Updated: Aug 19, 2022
A growing number of businesses worldwide are using cryptocurrency in their transactions, but what does this mean for the future of finance?
While the adoption of cryptocurrencies in B2B transactions is still in its infancy, the popularity of these digital alternatives to traditional money is growing among businesses. That said, the future of cryptocurrency remains uncertain, particularly about the evolving regulatory environment around it. As with any significant technological disruption, finance leaders would do well to keep informed and stay one step ahead of the hype.
What is cryptocurrency?
Cryptocurrency, or crypto, is a type of digital currency that exists on decentralized blockchain networks. Blockchains have distributed ledgers spread across disparate computing networks, thus making counterfeits or double-spending practically impossible.
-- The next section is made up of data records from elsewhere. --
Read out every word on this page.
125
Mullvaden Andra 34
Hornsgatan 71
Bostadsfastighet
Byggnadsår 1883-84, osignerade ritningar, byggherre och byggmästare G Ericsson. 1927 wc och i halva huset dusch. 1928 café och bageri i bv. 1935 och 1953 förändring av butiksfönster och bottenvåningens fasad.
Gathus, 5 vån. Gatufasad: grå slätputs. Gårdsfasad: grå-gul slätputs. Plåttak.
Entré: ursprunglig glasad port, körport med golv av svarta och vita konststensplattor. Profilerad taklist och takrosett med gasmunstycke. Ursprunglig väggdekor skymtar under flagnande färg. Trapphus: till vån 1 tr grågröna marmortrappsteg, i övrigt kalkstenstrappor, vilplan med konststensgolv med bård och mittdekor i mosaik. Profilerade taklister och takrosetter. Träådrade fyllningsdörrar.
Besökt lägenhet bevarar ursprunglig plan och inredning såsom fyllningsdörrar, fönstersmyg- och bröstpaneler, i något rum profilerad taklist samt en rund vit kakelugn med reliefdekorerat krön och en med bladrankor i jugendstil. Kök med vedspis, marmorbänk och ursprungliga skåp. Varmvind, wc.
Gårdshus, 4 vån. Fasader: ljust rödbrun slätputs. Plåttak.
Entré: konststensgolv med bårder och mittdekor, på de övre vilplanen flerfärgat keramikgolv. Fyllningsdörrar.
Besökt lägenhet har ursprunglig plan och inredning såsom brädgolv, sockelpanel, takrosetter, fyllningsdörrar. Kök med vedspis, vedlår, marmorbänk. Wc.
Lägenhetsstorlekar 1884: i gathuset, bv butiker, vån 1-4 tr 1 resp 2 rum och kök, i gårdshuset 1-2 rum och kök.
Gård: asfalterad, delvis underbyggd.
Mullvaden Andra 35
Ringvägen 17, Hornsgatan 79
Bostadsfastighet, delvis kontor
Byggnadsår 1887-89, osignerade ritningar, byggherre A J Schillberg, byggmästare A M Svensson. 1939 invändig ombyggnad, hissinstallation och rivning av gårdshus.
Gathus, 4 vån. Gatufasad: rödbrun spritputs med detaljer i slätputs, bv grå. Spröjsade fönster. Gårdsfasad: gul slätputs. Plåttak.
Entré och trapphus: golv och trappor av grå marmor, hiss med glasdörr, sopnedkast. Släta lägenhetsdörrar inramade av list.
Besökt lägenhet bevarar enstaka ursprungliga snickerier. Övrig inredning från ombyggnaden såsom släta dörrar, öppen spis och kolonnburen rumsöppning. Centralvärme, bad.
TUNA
While there are now hundreds of cryptocurrencies in circulation, Bitcoin (₿) remains by far the best known. It’s also the oldest cryptocurrency, having first appeared in 2009. Other popular cryptocurrencies include Ethereum, XRP, and Tether.
What makes cryptocurrency distinct from traditional currencies is the fact it’s not
maintained by any centralized authority, such as a national bank or corporation. In other words, it is a peer-to-peer system valued entirely based on supply and demand.
What does this mean for B2B payments?
Many multinational companies have already adopted cryptocurrency to facilitate cheaper and faster international payments, mainly due to the fact that it is not tied to any particular economy. For example, a US-based company wants to send funds to a company in the EU. First, they will convert fiat currency into cryptocurrency, which will then be held in a secure digital wallet. The US company then sends the wallet address to the recipient, who will then convert it into the fiat currency of their choice.
The 3 main benefits of cryptocurrency?
There are 3 main benefits of using cryptocurrency for international transactions.
#1 Lower fees
Fees for cryptocurrency exchange services typically cost less than one percent, whereas conventional credit processing fees can reach as much as five percent. Nevertheless, exchange rates can still vary considerably.